On this page you will learn

Introduction

Spectql is a query language that is created by and for the datatank. It provides a set of functionalities that users can use to pre-process data before they get a response from the datatank. Normally you request data by going to a certain URI (e.g. http://host/foo/bar) and the datatank will provide you with a response containing data that has been published using foo/bar as an identifier. So on one end you have the user that requests data, on the other the extraction of data, spectql lives between those two ends.

The query you pass through the URI is interpreted by the datatank and is then executed on the data the datatank returns, after the execution the query result is returned to the user.

How does it work

Spectql is a query language used by the datatank and uses the URI to parse the query. The spectql template is the following:

http://host/spectql/[identifier]{[selectors]}?$filters:[format]

A more specific template is given on spectql.org, not that this is an automatically generated visualization, making sure it's a charm for the eye will come soon.

identifier

The identifier of the data source on the datatank

selectors

A comma seperated list of selector values. A selector value can be

  • the path to a value in the data
  • a function with a path value
  • an asterisk '*', which will return all of the data

Possible functions are:

  • avg = returns the average of the value
  • count = returns number of rows
  • first = returns the first value
  • last = returns the last value
  • max = returns the maximum value
  • min = returns the minimum value
  • sum = returns the sum of the values
  • ucase = returns the value in uppercase
  • lcase = returns the value in lowercase
  • len = returns the length of a value

filters

A list of comparative triplets separated with either an ampersand (&) or a pipe symbol (|) A triplet exists out of a path to a string value, a comparator and another string value for example column1=='foo'

Multiple filters can be passed by combining them with an ampersand, indicating a boolean AND operation, and a pipe symbol indicating a boolean OR operation.

The list of available comparators are:

  • like: ~
  • equals: ==
  • greater than: >
  • greater than or equal: >=
  • smaller than: <
  • smaller than or equal: <=

Let's take a look at some examples that should clarify the template and its components described above.

http://host/spectql/foo/bar{*}?name=='John Doe':json
http://host/spectql/foo/bar{name, last_name, age}?name~'John'|age>'30'&city=='New York':xml
http://host/spectql/foo/bar{avg(age), name}?name=='Jane':json

Let's analyse these queries one by one in order to know what each of them does.

  1. http://host/spectql/foo/bar{*}?name=='John Doe':json

    This first query has 1 selector value and 1 filter, the selector value '*' indicates that all of the data will be returned. The filter will make it so that only the objects that have their property 'name' set to 'John' are returned.

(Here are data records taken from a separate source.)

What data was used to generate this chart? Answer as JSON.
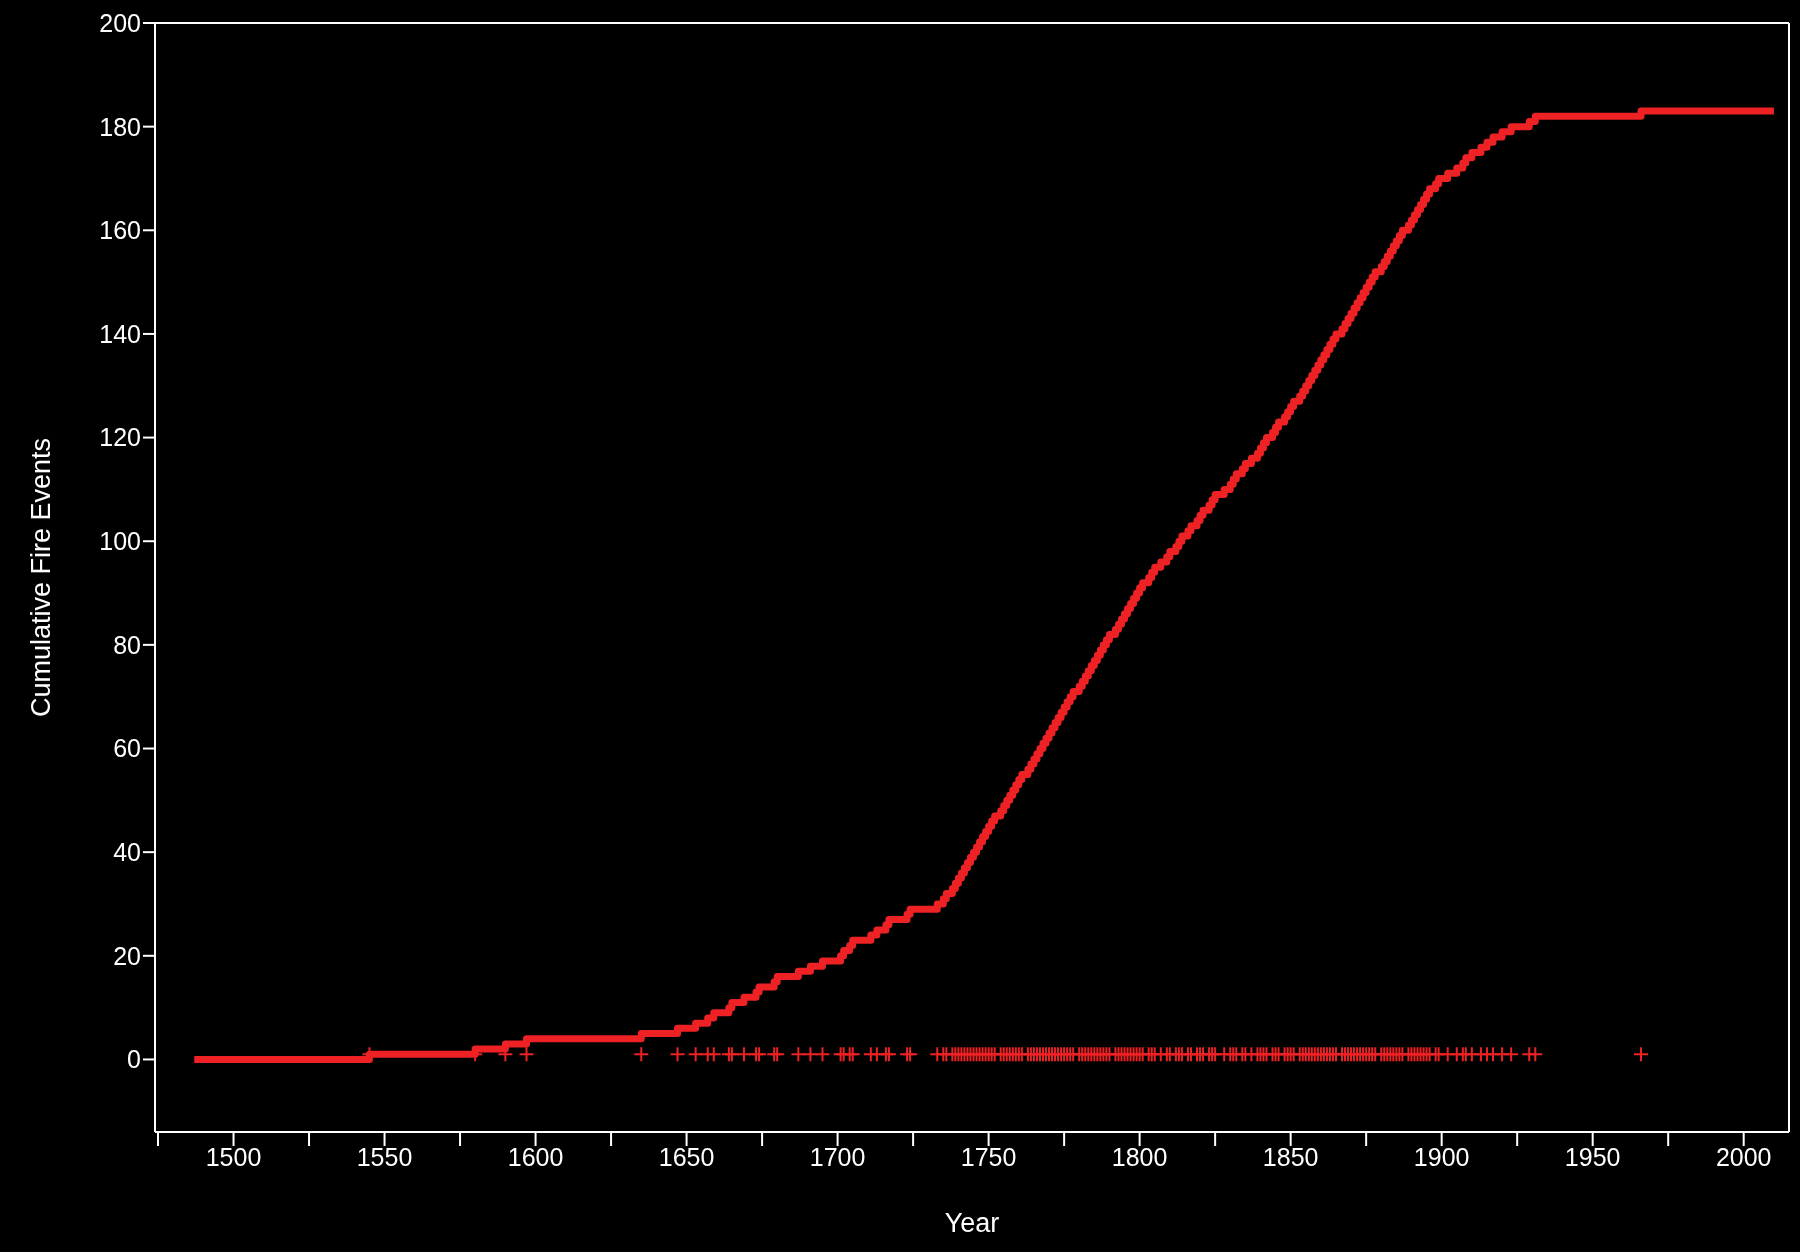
{
  "chart_data": {
    "type": "step",
    "xlabel": "Year",
    "ylabel": "Cumulative Fire Events",
    "xlim": [
      1474,
      2015
    ],
    "ylim": [
      -14,
      200
    ],
    "xticks": [
      {
        "value": 1475,
        "label": null
      },
      1500,
      {
        "value": 1525,
        "label": null
      },
      1550,
      {
        "value": 1575,
        "label": null
      },
      1600,
      {
        "value": 1625,
        "label": null
      },
      1650,
      {
        "value": 1675,
        "label": null
      },
      1700,
      {
        "value": 1725,
        "label": null
      },
      1750,
      {
        "value": 1775,
        "label": null
      },
      1800,
      {
        "value": 1825,
        "label": null
      },
      1850,
      {
        "value": 1875,
        "label": null
      },
      1900,
      {
        "value": 1925,
        "label": null
      },
      1950,
      {
        "value": 1975,
        "label": null
      },
      2000
    ],
    "yticks": [
      0,
      20,
      40,
      60,
      80,
      100,
      120,
      140,
      160,
      180,
      200
    ],
    "grid": false,
    "series": [
      {
        "type": "step",
        "color": "#ee2224",
        "marker": "none",
        "x": [
          1487,
          1545,
          1580,
          1590,
          1597,
          1635,
          1647,
          1653,
          1657,
          1659,
          1664,
          1665,
          1669,
          1673,
          1674,
          1679,
          1680,
          1687,
          1691,
          1695,
          1701,
          1702,
          1704,
          1705,
          1711,
          1713,
          1716,
          1717,
          1723,
          1724,
          1733,
          1735,
          1736,
          1738,
          1739,
          1740,
          1741,
          1742,
          1743,
          1744,
          1745,
          1746,
          1747,
          1748,
          1749,
          1750,
          1751,
          1752,
          1754,
          1755,
          1756,
          1757,
          1758,
          1759,
          1760,
          1761,
          1763,
          1764,
          1765,
          1766,
          1767,
          1768,
          1769,
          1770,
          1771,
          1772,
          1773,
          1774,
          1775,
          1776,
          1777,
          1778,
          1780,
          1781,
          1782,
          1783,
          1784,
          1785,
          1786,
          1787,
          1788,
          1789,
          1790,
          1792,
          1793,
          1794,
          1795,
          1796,
          1797,
          1798,
          1799,
          1800,
          1801,
          1803,
          1804,
          1805,
          1807,
          1809,
          1810,
          1812,
          1813,
          1814,
          1816,
          1817,
          1819,
          1820,
          1821,
          1823,
          1824,
          1825,
          1828,
          1830,
          1831,
          1832,
          1834,
          1835,
          1837,
          1839,
          1840,
          1841,
          1842,
          1844,
          1845,
          1846,
          1848,
          1849,
          1850,
          1851,
          1853,
          1854,
          1855,
          1856,
          1857,
          1858,
          1859,
          1860,
          1861,
          1862,
          1863,
          1864,
          1865,
          1867,
          1868,
          1869,
          1870,
          1871,
          1872,
          1873,
          1874,
          1875,
          1876,
          1877,
          1878,
          1880,
          1881,
          1882,
          1883,
          1884,
          1885,
          1886,
          1887,
          1889,
          1890,
          1891,
          1892,
          1893,
          1894,
          1895,
          1896,
          1898,
          1899,
          1902,
          1905,
          1907,
          1908,
          1910,
          1913,
          1915,
          1917,
          1920,
          1923,
          1929,
          1931,
          1966,
          2010
        ],
        "values": [
          0,
          1,
          2,
          3,
          4,
          5,
          6,
          7,
          8,
          9,
          10,
          11,
          12,
          13,
          14,
          15,
          16,
          17,
          18,
          19,
          20,
          21,
          22,
          23,
          24,
          25,
          26,
          27,
          28,
          29,
          30,
          31,
          32,
          33,
          34,
          35,
          36,
          37,
          38,
          39,
          40,
          41,
          42,
          43,
          44,
          45,
          46,
          47,
          48,
          49,
          50,
          51,
          52,
          53,
          54,
          55,
          56,
          57,
          58,
          59,
          60,
          61,
          62,
          63,
          64,
          65,
          66,
          67,
          68,
          69,
          70,
          71,
          72,
          73,
          74,
          75,
          76,
          77,
          78,
          79,
          80,
          81,
          82,
          83,
          84,
          85,
          86,
          87,
          88,
          89,
          90,
          91,
          92,
          93,
          94,
          95,
          96,
          97,
          98,
          99,
          100,
          101,
          102,
          103,
          104,
          105,
          106,
          107,
          108,
          109,
          110,
          111,
          112,
          113,
          114,
          115,
          116,
          117,
          118,
          119,
          120,
          121,
          122,
          123,
          124,
          125,
          126,
          127,
          128,
          129,
          130,
          131,
          132,
          133,
          134,
          135,
          136,
          137,
          138,
          139,
          140,
          141,
          142,
          143,
          144,
          145,
          146,
          147,
          148,
          149,
          150,
          151,
          152,
          153,
          154,
          155,
          156,
          157,
          158,
          159,
          160,
          161,
          162,
          163,
          164,
          165,
          166,
          167,
          168,
          169,
          170,
          171,
          172,
          173,
          174,
          175,
          176,
          177,
          178,
          179,
          180,
          181,
          182,
          183,
          183
        ]
      },
      {
        "type": "scatter",
        "color": "#ee2224",
        "marker": "cross",
        "x": [
          1545,
          1580,
          1590,
          1597,
          1635,
          1647,
          1653,
          1657,
          1659,
          1664,
          1665,
          1669,
          1673,
          1674,
          1679,
          1680,
          1687,
          1691,
          1695,
          1701,
          1702,
          1704,
          1705,
          1711,
          1713,
          1716,
          1717,
          1723,
          1724,
          1733,
          1735,
          1736,
          1738,
          1739,
          1740,
          1741,
          1742,
          1743,
          1744,
          1745,
          1746,
          1747,
          1748,
          1749,
          1750,
          1751,
          1752,
          1754,
          1755,
          1756,
          1757,
          1758,
          1759,
          1760,
          1761,
          1763,
          1764,
          1765,
          1766,
          1767,
          1768,
          1769,
          1770,
          1771,
          1772,
          1773,
          1774,
          1775,
          1776,
          1777,
          1778,
          1780,
          1781,
          1782,
          1783,
          1784,
          1785,
          1786,
          1787,
          1788,
          1789,
          1790,
          1792,
          1793,
          1794,
          1795,
          1796,
          1797,
          1798,
          1799,
          1800,
          1801,
          1803,
          1804,
          1805,
          1807,
          1809,
          1810,
          1812,
          1813,
          1814,
          1816,
          1817,
          1819,
          1820,
          1821,
          1823,
          1824,
          1825,
          1828,
          1830,
          1831,
          1832,
          1834,
          1835,
          1837,
          1839,
          1840,
          1841,
          1842,
          1844,
          1845,
          1846,
          1848,
          1849,
          1850,
          1851,
          1853,
          1854,
          1855,
          1856,
          1857,
          1858,
          1859,
          1860,
          1861,
          1862,
          1863,
          1864,
          1865,
          1867,
          1868,
          1869,
          1870,
          1871,
          1872,
          1873,
          1874,
          1875,
          1876,
          1877,
          1878,
          1880,
          1881,
          1882,
          1883,
          1884,
          1885,
          1886,
          1887,
          1889,
          1890,
          1891,
          1892,
          1893,
          1894,
          1895,
          1896,
          1898,
          1899,
          1902,
          1905,
          1907,
          1908,
          1910,
          1913,
          1915,
          1917,
          1920,
          1923,
          1929,
          1931,
          1966
        ],
        "values": [
          1,
          1,
          1,
          1,
          1,
          1,
          1,
          1,
          1,
          1,
          1,
          1,
          1,
          1,
          1,
          1,
          1,
          1,
          1,
          1,
          1,
          1,
          1,
          1,
          1,
          1,
          1,
          1,
          1,
          1,
          1,
          1,
          1,
          1,
          1,
          1,
          1,
          1,
          1,
          1,
          1,
          1,
          1,
          1,
          1,
          1,
          1,
          1,
          1,
          1,
          1,
          1,
          1,
          1,
          1,
          1,
          1,
          1,
          1,
          1,
          1,
          1,
          1,
          1,
          1,
          1,
          1,
          1,
          1,
          1,
          1,
          1,
          1,
          1,
          1,
          1,
          1,
          1,
          1,
          1,
          1,
          1,
          1,
          1,
          1,
          1,
          1,
          1,
          1,
          1,
          1,
          1,
          1,
          1,
          1,
          1,
          1,
          1,
          1,
          1,
          1,
          1,
          1,
          1,
          1,
          1,
          1,
          1,
          1,
          1,
          1,
          1,
          1,
          1,
          1,
          1,
          1,
          1,
          1,
          1,
          1,
          1,
          1,
          1,
          1,
          1,
          1,
          1,
          1,
          1,
          1,
          1,
          1,
          1,
          1,
          1,
          1,
          1,
          1,
          1,
          1,
          1,
          1,
          1,
          1,
          1,
          1,
          1,
          1,
          1,
          1,
          1,
          1,
          1,
          1,
          1,
          1,
          1,
          1,
          1,
          1,
          1,
          1,
          1,
          1,
          1,
          1,
          1,
          1,
          1,
          1,
          1,
          1,
          1,
          1,
          1,
          1,
          1,
          1,
          1,
          1,
          1,
          1
        ]
      }
    ]
  }
}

The entire result will be passed as a JSON result.

  2. http://host/spectql/foo/bar{name, last_name, age}?name~'John'|age>'30'&city=='New York':xml

    This query specifies the specific data fields to be returned, and wants their objects to have: John mentioned in the name (e.g. 'The John', 'Our John', 'Johny' will all match) the age property higher than 30 the city property to be equal to New York The entire result will be returned in an XML representation.

  3. http://host/spectql/foo/bar{avg(age)}?city=='Chicago':json

    This last query will return the average age of all the objects where the property city is equal to Chicago.

A note to make is the name of the keys will be the same of the original dataset, unless a function has been used! Then the name will be concatenated to the original name of the key e.g.

select{ucase(firstname)}:json

Then the result will be:

    {
        "ucase_firstname" : "JOHN"
    }

Limitations of spectql

Spectql is a fun feature of our application in order to provide you with information you want from a certain data source, however there are a few limitations.

  1. Size matters

    The spectql queries are processed post extraction time, this means that before any spectql filter is executed, the entire data source will be extracted and put into memory. Once the entire object has been read, the spectql query will be applied to that entire object. Large datasource will sometimes cause a timeout on the server because the amount of resources will be too high.

  2. Raw data only

    Semantic data will not be eligible to query though spectql for the simple reason that semantic data has a complete different approach towards representation, structure and therefore handling than pure raw data. However, we do provide the possibility to publish SPARQL queries through the datatank so that using a query language such as spectql becomes obsolete for semantic data.